THE FATE OF KATHERINE CARR

by Thomas H. Cook

Pub Date: June 23rd, 2009
ISBN: 978-0-15-101401-9
Publisher: Otto Penzler/Houghton Mifflin Harcourt

The disappearance of a young writer over a decade ago is only the tip of the iceberg in this cobwebby 22nd thriller from Cook (Master of the Delta, 2008, etc.).

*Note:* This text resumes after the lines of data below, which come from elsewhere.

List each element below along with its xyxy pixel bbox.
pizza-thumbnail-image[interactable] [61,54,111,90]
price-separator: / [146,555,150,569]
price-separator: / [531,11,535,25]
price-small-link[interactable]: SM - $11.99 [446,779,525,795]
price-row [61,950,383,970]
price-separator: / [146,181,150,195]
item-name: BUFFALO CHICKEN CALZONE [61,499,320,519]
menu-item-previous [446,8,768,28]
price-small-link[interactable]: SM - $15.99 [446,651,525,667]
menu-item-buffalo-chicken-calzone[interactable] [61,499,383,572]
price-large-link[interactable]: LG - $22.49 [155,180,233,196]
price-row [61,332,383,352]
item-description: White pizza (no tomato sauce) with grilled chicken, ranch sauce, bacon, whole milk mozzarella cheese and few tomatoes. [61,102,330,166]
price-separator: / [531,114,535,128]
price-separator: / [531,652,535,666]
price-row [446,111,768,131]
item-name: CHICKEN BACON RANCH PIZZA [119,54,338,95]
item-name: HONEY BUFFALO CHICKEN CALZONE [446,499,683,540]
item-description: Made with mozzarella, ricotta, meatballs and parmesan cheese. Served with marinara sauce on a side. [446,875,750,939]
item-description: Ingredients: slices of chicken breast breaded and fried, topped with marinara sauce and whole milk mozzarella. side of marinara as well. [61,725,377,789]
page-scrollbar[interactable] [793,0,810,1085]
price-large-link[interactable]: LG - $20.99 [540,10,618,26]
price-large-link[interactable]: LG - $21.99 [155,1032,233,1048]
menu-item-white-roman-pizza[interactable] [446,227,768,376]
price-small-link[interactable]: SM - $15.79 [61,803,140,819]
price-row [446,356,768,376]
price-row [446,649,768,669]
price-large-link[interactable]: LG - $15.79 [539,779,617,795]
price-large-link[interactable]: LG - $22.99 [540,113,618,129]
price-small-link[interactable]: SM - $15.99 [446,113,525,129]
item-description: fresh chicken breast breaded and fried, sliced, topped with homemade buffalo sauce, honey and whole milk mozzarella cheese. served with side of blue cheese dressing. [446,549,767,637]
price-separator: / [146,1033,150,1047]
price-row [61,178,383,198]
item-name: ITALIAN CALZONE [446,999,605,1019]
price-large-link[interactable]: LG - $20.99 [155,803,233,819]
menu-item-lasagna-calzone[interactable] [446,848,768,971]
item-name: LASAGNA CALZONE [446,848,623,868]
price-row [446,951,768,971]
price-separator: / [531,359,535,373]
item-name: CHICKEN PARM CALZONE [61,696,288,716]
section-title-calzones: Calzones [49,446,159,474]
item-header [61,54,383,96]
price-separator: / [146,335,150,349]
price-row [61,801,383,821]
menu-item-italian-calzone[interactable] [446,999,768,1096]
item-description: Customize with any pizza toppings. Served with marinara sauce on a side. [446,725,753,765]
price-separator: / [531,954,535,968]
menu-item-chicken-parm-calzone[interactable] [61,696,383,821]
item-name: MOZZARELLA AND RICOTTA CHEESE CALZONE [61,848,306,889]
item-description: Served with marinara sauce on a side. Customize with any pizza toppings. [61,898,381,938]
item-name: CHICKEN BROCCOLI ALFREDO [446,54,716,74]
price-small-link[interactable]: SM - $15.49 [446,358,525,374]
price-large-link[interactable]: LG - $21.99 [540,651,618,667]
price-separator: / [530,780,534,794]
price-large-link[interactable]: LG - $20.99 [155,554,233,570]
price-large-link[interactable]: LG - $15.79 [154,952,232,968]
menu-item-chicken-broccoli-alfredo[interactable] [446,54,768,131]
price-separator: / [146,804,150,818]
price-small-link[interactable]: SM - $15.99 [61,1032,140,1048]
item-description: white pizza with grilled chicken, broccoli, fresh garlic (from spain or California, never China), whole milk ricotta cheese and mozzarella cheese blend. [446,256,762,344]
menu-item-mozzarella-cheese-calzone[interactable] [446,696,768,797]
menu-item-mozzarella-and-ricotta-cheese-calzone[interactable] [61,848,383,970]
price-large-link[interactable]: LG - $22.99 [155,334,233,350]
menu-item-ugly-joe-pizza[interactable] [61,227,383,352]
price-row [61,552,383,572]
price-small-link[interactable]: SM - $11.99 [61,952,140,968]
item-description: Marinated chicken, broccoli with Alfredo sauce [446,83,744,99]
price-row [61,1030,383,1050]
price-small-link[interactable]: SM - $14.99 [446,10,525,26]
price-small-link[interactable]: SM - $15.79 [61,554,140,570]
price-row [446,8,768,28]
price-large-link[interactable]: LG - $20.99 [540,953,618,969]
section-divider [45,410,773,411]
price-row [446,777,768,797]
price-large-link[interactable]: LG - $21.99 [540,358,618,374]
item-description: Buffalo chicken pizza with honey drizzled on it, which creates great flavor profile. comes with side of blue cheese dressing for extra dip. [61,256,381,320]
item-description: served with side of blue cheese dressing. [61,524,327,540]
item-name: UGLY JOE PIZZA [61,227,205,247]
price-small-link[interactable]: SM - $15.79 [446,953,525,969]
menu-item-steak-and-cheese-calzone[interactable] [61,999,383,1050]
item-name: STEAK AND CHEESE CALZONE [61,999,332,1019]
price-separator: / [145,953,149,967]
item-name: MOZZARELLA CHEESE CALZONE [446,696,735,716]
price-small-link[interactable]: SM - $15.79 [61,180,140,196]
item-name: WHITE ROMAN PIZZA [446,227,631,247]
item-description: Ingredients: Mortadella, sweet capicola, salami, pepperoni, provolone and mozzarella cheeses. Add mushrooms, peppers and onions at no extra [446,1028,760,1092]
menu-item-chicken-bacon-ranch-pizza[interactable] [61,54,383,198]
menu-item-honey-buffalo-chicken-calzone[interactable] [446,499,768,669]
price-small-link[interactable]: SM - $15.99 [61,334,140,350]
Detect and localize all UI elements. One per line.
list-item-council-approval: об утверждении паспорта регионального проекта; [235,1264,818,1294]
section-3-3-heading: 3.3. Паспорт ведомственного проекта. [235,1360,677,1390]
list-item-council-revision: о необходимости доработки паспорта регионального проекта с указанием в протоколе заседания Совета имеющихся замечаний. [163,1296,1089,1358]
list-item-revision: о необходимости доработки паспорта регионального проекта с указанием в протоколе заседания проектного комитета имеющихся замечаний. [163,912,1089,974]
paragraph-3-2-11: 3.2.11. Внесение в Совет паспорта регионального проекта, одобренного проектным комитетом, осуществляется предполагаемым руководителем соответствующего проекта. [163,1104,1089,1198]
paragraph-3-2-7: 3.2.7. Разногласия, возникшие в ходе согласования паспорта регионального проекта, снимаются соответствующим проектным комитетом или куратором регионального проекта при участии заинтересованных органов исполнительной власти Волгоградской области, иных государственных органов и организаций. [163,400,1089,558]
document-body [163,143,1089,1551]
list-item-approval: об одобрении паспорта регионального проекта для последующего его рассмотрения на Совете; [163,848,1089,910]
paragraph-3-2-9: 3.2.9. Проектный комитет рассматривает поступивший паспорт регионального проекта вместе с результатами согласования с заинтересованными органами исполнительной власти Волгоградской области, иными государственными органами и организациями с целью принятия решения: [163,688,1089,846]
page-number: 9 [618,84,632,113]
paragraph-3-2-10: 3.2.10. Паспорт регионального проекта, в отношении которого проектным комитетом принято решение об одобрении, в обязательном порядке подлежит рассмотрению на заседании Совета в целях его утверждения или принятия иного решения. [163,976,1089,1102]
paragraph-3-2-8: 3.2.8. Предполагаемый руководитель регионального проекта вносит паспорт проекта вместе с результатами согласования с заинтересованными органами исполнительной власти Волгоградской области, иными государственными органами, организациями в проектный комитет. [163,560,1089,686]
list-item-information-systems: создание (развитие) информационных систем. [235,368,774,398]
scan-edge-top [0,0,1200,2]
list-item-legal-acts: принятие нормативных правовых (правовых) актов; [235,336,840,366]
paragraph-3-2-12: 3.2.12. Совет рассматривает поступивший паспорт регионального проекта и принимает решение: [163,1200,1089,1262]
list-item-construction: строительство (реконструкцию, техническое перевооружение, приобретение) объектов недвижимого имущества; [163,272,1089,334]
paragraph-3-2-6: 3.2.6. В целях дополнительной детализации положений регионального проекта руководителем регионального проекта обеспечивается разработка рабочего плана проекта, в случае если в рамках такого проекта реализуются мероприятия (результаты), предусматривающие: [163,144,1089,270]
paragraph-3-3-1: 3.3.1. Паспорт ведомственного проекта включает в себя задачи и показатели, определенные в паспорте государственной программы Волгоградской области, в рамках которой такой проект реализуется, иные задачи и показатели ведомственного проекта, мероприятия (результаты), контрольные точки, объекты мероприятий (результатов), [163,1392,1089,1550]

In the days when he was a travel writer, George Gates roamed the world. But he’s rarely ventured outside his hometown of Winthrop since the day his son Teddy, eight, vanished from the rainy bus stop from which his widowed father had promised to pick him up. Now something has sent Gates on a new kind of voyage. A profile he’s writing for his local newspaper on Arlo McBride, who retired from Rhode Island’s Department of Missing Persons years after Teddy was found dead, kindles his interest in the case of Katherine Carr, a promising poet who went missing five years after an earlier attack left her for dead and turned her into a recluse. In the most affecting sequences, Gates joins Alice Barrows, who’s dying of old age at 12, to read over a cryptic tale Katherine left behind and mine it for clues to her own life. Other characters from the present and past, and from the world of Katherine’s imagination, float by, the most mysterious of them Mr. Mayawati, the exiled survivor of a village massacre to whom Gates tells his story. But none of them throws much light on the fate of Katherine, or threatens to dislodge her and Gates from their troubled central roles.

The climax manages to be sobering and satisfying without tying up all the loose ends of Cook’s most obscure puzzler.